The rubber is Hankook Ventus Z214 semi-slicks, 205/50 at the front and 225/45 out back, and they're super-sticky. This wheel/tire combination is a tell-tale sign that this Elise isn't strictly a street-going model. It's set up for the track and even has an adjustable KW Variant 2 suspension. Incidentally, the word "seibon" (pronounced say-bon) means "racing team" in Chinese.
So a pair of carbon fiber bucket seats comes as no surprise. Likewise the CF center console. Notice also that the door mirrors have been superseded by APR Performance Universal Formula GT3 carbon fiber racing mirrors attached to the fenders. They're smaller, therefore they exert less aerodynamic drag.
How much would all this kit drag on the checking account, though? For the body parts, bucket seats and center console, we're looking at $30,000. APR Performance charges $195 for a pair of those mirrors.
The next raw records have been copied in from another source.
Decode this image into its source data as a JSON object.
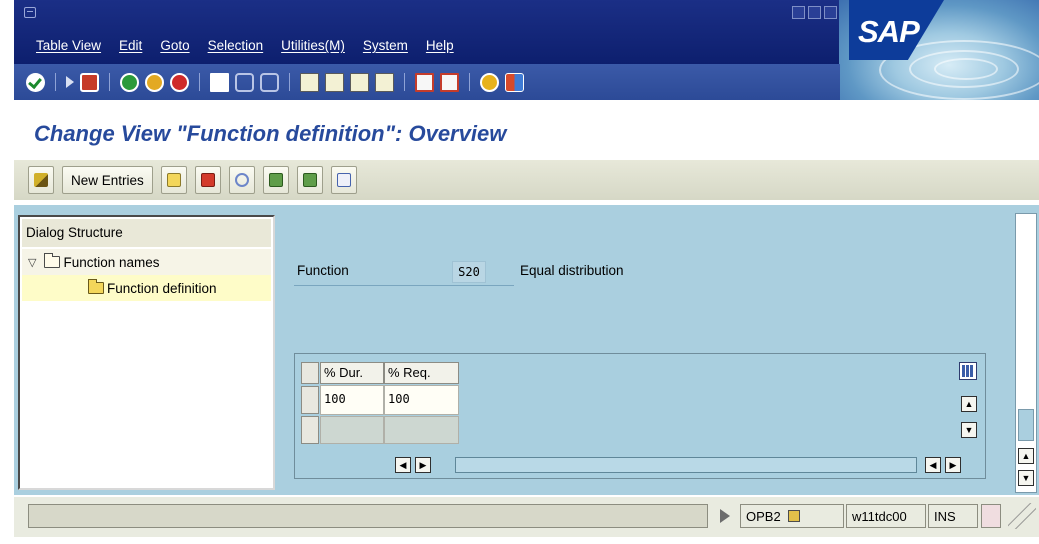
{
  "menubar": {
    "items": [
      "Table View",
      "Edit",
      "Goto",
      "Selection",
      "Utilities(M)",
      "System",
      "Help"
    ],
    "logo": "SAP"
  },
  "toolbar": {
    "icons": [
      "enter-icon",
      "command-field-icon",
      "save-icon",
      "back-icon",
      "exit-icon",
      "cancel-icon",
      "print-icon",
      "find-icon",
      "find-next-icon",
      "first-page-icon",
      "previous-page-icon",
      "next-page-icon",
      "last-page-icon",
      "create-session-icon",
      "shortcut-icon",
      "help-icon",
      "customize-layout-icon"
    ]
  },
  "page": {
    "title": "Change View \"Function definition\": Overview"
  },
  "app_toolbar": {
    "new_entries_label": "New Entries"
  },
  "dialog_structure": {
    "header": "Dialog Structure",
    "items": [
      {
        "label": "Function names",
        "expanded": true
      },
      {
        "label": "Function definition",
        "selected": true
      }
    ]
  },
  "function": {
    "label": "Function",
    "code": "S20",
    "description": "Equal distribution"
  },
  "table": {
    "columns": [
      "% Dur.",
      "% Req."
    ],
    "rows": [
      [
        "100",
        "100"
      ]
    ]
  },
  "statusbar": {
    "transaction": "OPB2",
    "server": "w11tdc00",
    "mode": "INS"
  },
  "colors": {
    "menubar": "#0d1f6e",
    "title": "#274a9c",
    "workarea": "#aacfdf"
  }
}
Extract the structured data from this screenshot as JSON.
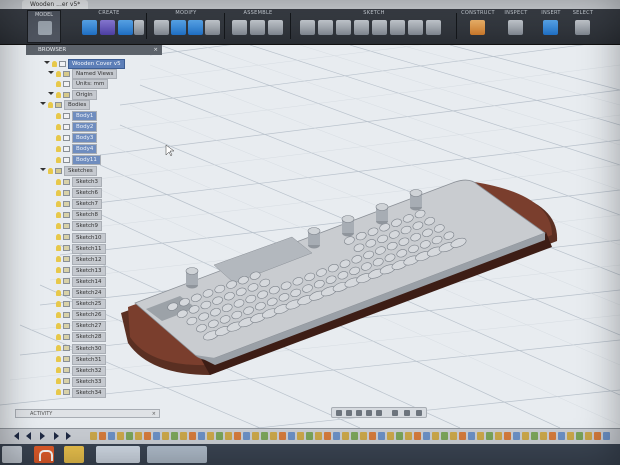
{
  "window": {
    "tab_title": "Wooden ...er v5*"
  },
  "toolbar": {
    "workspace_label": "MODEL",
    "groups": [
      {
        "label": "CREATE"
      },
      {
        "label": "MODIFY"
      },
      {
        "label": "ASSEMBLE"
      },
      {
        "label": "SKETCH"
      },
      {
        "label": "CONSTRUCT"
      },
      {
        "label": "INSPECT"
      },
      {
        "label": "INSERT"
      },
      {
        "label": "SELECT"
      }
    ]
  },
  "browser": {
    "title": "BROWSER",
    "nodes": [
      {
        "label": "Wooden Cover v5",
        "selected": true
      },
      {
        "label": "Named Views"
      },
      {
        "label": "Units: mm"
      },
      {
        "label": "Origin"
      },
      {
        "label": "Bodies"
      },
      {
        "label": "Body1"
      },
      {
        "label": "Body2"
      },
      {
        "label": "Body3"
      },
      {
        "label": "Body4"
      },
      {
        "label": "Body11"
      },
      {
        "label": "Sketches"
      },
      {
        "label": "Sketch3"
      },
      {
        "label": "Sketch6"
      },
      {
        "label": "Sketch7"
      },
      {
        "label": "Sketch8"
      },
      {
        "label": "Sketch9"
      },
      {
        "label": "Sketch10"
      },
      {
        "label": "Sketch11"
      },
      {
        "label": "Sketch12"
      },
      {
        "label": "Sketch13"
      },
      {
        "label": "Sketch14"
      },
      {
        "label": "Sketch24"
      },
      {
        "label": "Sketch25"
      },
      {
        "label": "Sketch26"
      },
      {
        "label": "Sketch27"
      },
      {
        "label": "Sketch28"
      },
      {
        "label": "Sketch30"
      },
      {
        "label": "Sketch31"
      },
      {
        "label": "Sketch32"
      },
      {
        "label": "Sketch33"
      },
      {
        "label": "Sketch34"
      }
    ]
  },
  "activity": {
    "label": "ACTIVITY"
  },
  "colors": {
    "toolbar_bg": "#2f343b",
    "canvas_bg": "#e8ecf0",
    "grid": "#b9c2cc",
    "wood": "#5a2f22",
    "plate": "#c9ccd0",
    "selection": "#5d7fb8"
  }
}
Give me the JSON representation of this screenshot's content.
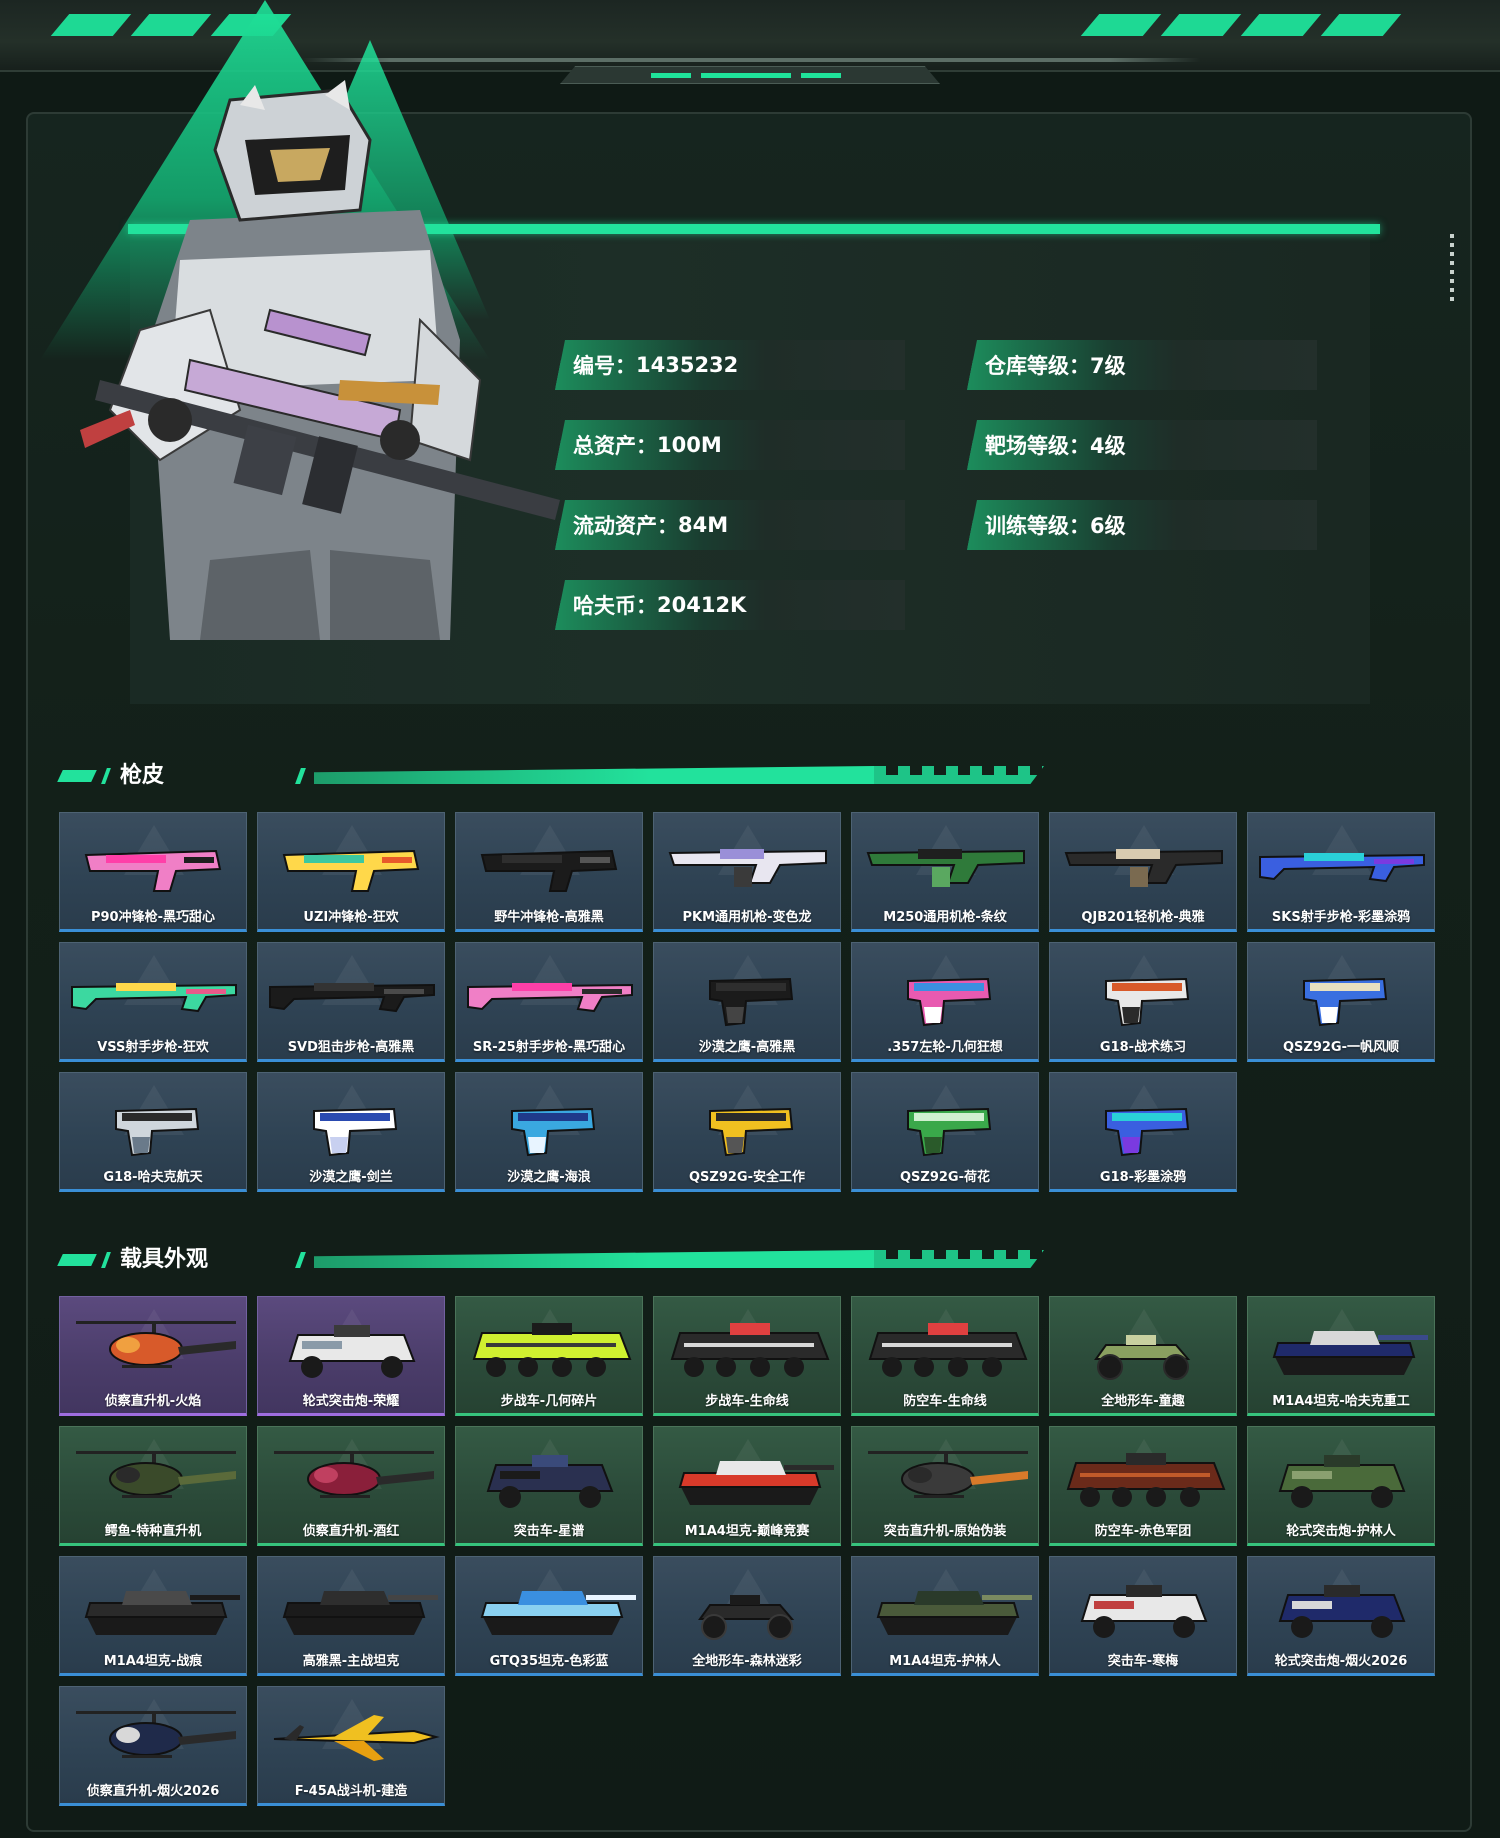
{
  "profile": {
    "stats": [
      {
        "label": "编号：",
        "value": "1435232"
      },
      {
        "label": "仓库等级：",
        "value": "7级"
      },
      {
        "label": "总资产：",
        "value": "100M"
      },
      {
        "label": "靶场等级：",
        "value": "4级"
      },
      {
        "label": "流动资产：",
        "value": "84M"
      },
      {
        "label": "训练等级：",
        "value": "6级"
      },
      {
        "label": "哈夫币：",
        "value": "20412K"
      }
    ]
  },
  "sections": {
    "gun_skins": {
      "title": "枪皮",
      "items": [
        {
          "name": "P90冲锋枪-黑巧甜心",
          "palette": [
            "#f07fc6",
            "#ff3fa8",
            "#1f1f1f"
          ],
          "kind": "smg"
        },
        {
          "name": "UZI冲锋枪-狂欢",
          "palette": [
            "#ffd84a",
            "#3cc8a0",
            "#e85a2a"
          ],
          "kind": "smg"
        },
        {
          "name": "野牛冲锋枪-高雅黑",
          "palette": [
            "#1b1b1b",
            "#2e2e2e",
            "#555555"
          ],
          "kind": "smg"
        },
        {
          "name": "PKM通用机枪-变色龙",
          "palette": [
            "#e8e6f0",
            "#9a8fd8",
            "#3a3a3a"
          ],
          "kind": "lmg"
        },
        {
          "name": "M250通用机枪-条纹",
          "palette": [
            "#2f7a3a",
            "#1f1f1f",
            "#5aa860"
          ],
          "kind": "lmg"
        },
        {
          "name": "QJB201轻机枪-典雅",
          "palette": [
            "#2a2a2a",
            "#d8cbb0",
            "#7a6a50"
          ],
          "kind": "lmg"
        },
        {
          "name": "SKS射手步枪-彩墨涂鸦",
          "palette": [
            "#3a5fe0",
            "#2ad0d8",
            "#7a3ae0"
          ],
          "kind": "rifle"
        },
        {
          "name": "VSS射手步枪-狂欢",
          "palette": [
            "#3cd8a0",
            "#ffd84a",
            "#e85a8a"
          ],
          "kind": "rifle"
        },
        {
          "name": "SVD狙击步枪-高雅黑",
          "palette": [
            "#1b1b1b",
            "#333333",
            "#4a4a4a"
          ],
          "kind": "rifle"
        },
        {
          "name": "SR-25射手步枪-黑巧甜心",
          "palette": [
            "#f07fc6",
            "#ff3fa8",
            "#2a2a2a"
          ],
          "kind": "rifle"
        },
        {
          "name": "沙漠之鹰-高雅黑",
          "palette": [
            "#1b1b1b",
            "#2e2e2e",
            "#444444"
          ],
          "kind": "pistol"
        },
        {
          "name": ".357左轮-几何狂想",
          "palette": [
            "#e85ab0",
            "#3a8fe0",
            "#ffffff"
          ],
          "kind": "pistol"
        },
        {
          "name": "G18-战术练习",
          "palette": [
            "#e8e8e8",
            "#d85a2a",
            "#2a2a2a"
          ],
          "kind": "pistol"
        },
        {
          "name": "QSZ92G-一帆风顺",
          "palette": [
            "#3a6fe0",
            "#e8e0c0",
            "#ffffff"
          ],
          "kind": "pistol"
        },
        {
          "name": "G18-哈夫克航天",
          "palette": [
            "#cfd6dc",
            "#2a2a2a",
            "#6a7a8a"
          ],
          "kind": "pistol"
        },
        {
          "name": "沙漠之鹰-剑兰",
          "palette": [
            "#ffffff",
            "#2a4ab0",
            "#c8d0f0"
          ],
          "kind": "pistol"
        },
        {
          "name": "沙漠之鹰-海浪",
          "palette": [
            "#3aa8e0",
            "#1f3a8a",
            "#e8f4ff"
          ],
          "kind": "pistol"
        },
        {
          "name": "QSZ92G-安全工作",
          "palette": [
            "#f0c020",
            "#2a2a2a",
            "#555555"
          ],
          "kind": "pistol"
        },
        {
          "name": "QSZ92G-荷花",
          "palette": [
            "#3aa84a",
            "#d0f0d0",
            "#2a5a2a"
          ],
          "kind": "pistol"
        },
        {
          "name": "G18-彩墨涂鸦",
          "palette": [
            "#3a5fe0",
            "#2ad0d8",
            "#7a3ae0"
          ],
          "kind": "pistol"
        }
      ]
    },
    "vehicle_skins": {
      "title": "载具外观",
      "items": [
        {
          "name": "侦察直升机-火焰",
          "palette": [
            "#d85a2a",
            "#2a2a2a",
            "#f0a040"
          ],
          "kind": "heli",
          "rarity": "purple"
        },
        {
          "name": "轮式突击炮-荣耀",
          "palette": [
            "#e8e8e8",
            "#3a3a3a",
            "#8a9aa8"
          ],
          "kind": "apc",
          "rarity": "purple"
        },
        {
          "name": "步战车-几何碎片",
          "palette": [
            "#d0f030",
            "#1b1b1b",
            "#3a3a3a"
          ],
          "kind": "ifv",
          "rarity": "green"
        },
        {
          "name": "步战车-生命线",
          "palette": [
            "#2a2a2a",
            "#e04040",
            "#d8d8d8"
          ],
          "kind": "ifv",
          "rarity": "green"
        },
        {
          "name": "防空车-生命线",
          "palette": [
            "#2a2a2a",
            "#e04040",
            "#d8d8d8"
          ],
          "kind": "ifv",
          "rarity": "green"
        },
        {
          "name": "全地形车-童趣",
          "palette": [
            "#8aa060",
            "#2a2a2a",
            "#c8d0a0"
          ],
          "kind": "atv",
          "rarity": "green"
        },
        {
          "name": "M1A4坦克-哈夫克重工",
          "palette": [
            "#1f2a6a",
            "#d8d8d8",
            "#3a4a8a"
          ],
          "kind": "tank",
          "rarity": "green"
        },
        {
          "name": "鳄鱼-特种直升机",
          "palette": [
            "#3a4a2a",
            "#5a6a3a",
            "#2a2a2a"
          ],
          "kind": "heli",
          "rarity": "green"
        },
        {
          "name": "侦察直升机-酒红",
          "palette": [
            "#8a1f3a",
            "#2a2a2a",
            "#c04060"
          ],
          "kind": "heli",
          "rarity": "green"
        },
        {
          "name": "突击车-星谱",
          "palette": [
            "#2a3050",
            "#3a4a7a",
            "#1b1b1b"
          ],
          "kind": "apc",
          "rarity": "green"
        },
        {
          "name": "M1A4坦克-巅峰竞赛",
          "palette": [
            "#d83a2a",
            "#e8e8e8",
            "#2a2a2a"
          ],
          "kind": "tank",
          "rarity": "green"
        },
        {
          "name": "突击直升机-原始伪装",
          "palette": [
            "#3a3a3a",
            "#d87a2a",
            "#2a2a2a"
          ],
          "kind": "heli",
          "rarity": "green"
        },
        {
          "name": "防空车-赤色军团",
          "palette": [
            "#6a2a1a",
            "#2a2a2a",
            "#c05a2a"
          ],
          "kind": "ifv",
          "rarity": "green"
        },
        {
          "name": "轮式突击炮-护林人",
          "palette": [
            "#4a6a3a",
            "#2a3a2a",
            "#8aa070"
          ],
          "kind": "apc",
          "rarity": "green"
        },
        {
          "name": "M1A4坦克-战痕",
          "palette": [
            "#2a2a2a",
            "#4a4a4a",
            "#1b1b1b"
          ],
          "kind": "tank",
          "rarity": "blue"
        },
        {
          "name": "高雅黑-主战坦克",
          "palette": [
            "#1b1b1b",
            "#2e2e2e",
            "#444444"
          ],
          "kind": "tank",
          "rarity": "blue"
        },
        {
          "name": "GTQ35坦克-色彩蓝",
          "palette": [
            "#8ad0f0",
            "#3a8fe0",
            "#e8f4ff"
          ],
          "kind": "tank",
          "rarity": "blue"
        },
        {
          "name": "全地形车-森林迷彩",
          "palette": [
            "#2a2a2a",
            "#3a3a3a",
            "#1b1b1b"
          ],
          "kind": "atv",
          "rarity": "blue"
        },
        {
          "name": "M1A4坦克-护林人",
          "palette": [
            "#4a5a3a",
            "#2a3a2a",
            "#7a8a60"
          ],
          "kind": "tank",
          "rarity": "blue"
        },
        {
          "name": "突击车-寒梅",
          "palette": [
            "#e8e8e8",
            "#2a2a2a",
            "#c04040"
          ],
          "kind": "apc",
          "rarity": "blue"
        },
        {
          "name": "轮式突击炮-烟火2026",
          "palette": [
            "#1f2a6a",
            "#2a2a2a",
            "#d8d8d8"
          ],
          "kind": "apc",
          "rarity": "blue"
        },
        {
          "name": "侦察直升机-烟火2026",
          "palette": [
            "#1f2a4a",
            "#2a2a2a",
            "#d8d8d8"
          ],
          "kind": "heli",
          "rarity": "blue"
        },
        {
          "name": "F-45A战斗机-建造",
          "palette": [
            "#f0c020",
            "#2a2a2a",
            "#e8a010"
          ],
          "kind": "jet",
          "rarity": "blue"
        }
      ]
    }
  }
}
Then you could make your own choices regarding suspensions (the stock one is still great; it was tuned by a company that other car companies go to for this sort of thing), and wheels and tires-according to whether the project car was destined for street or track use. Lee also recommends a Heatshield Products Reflect-A-Cloth (MSRP $120 for 36x54 inches) for the inside of the engine cover, which seems like a sound idea.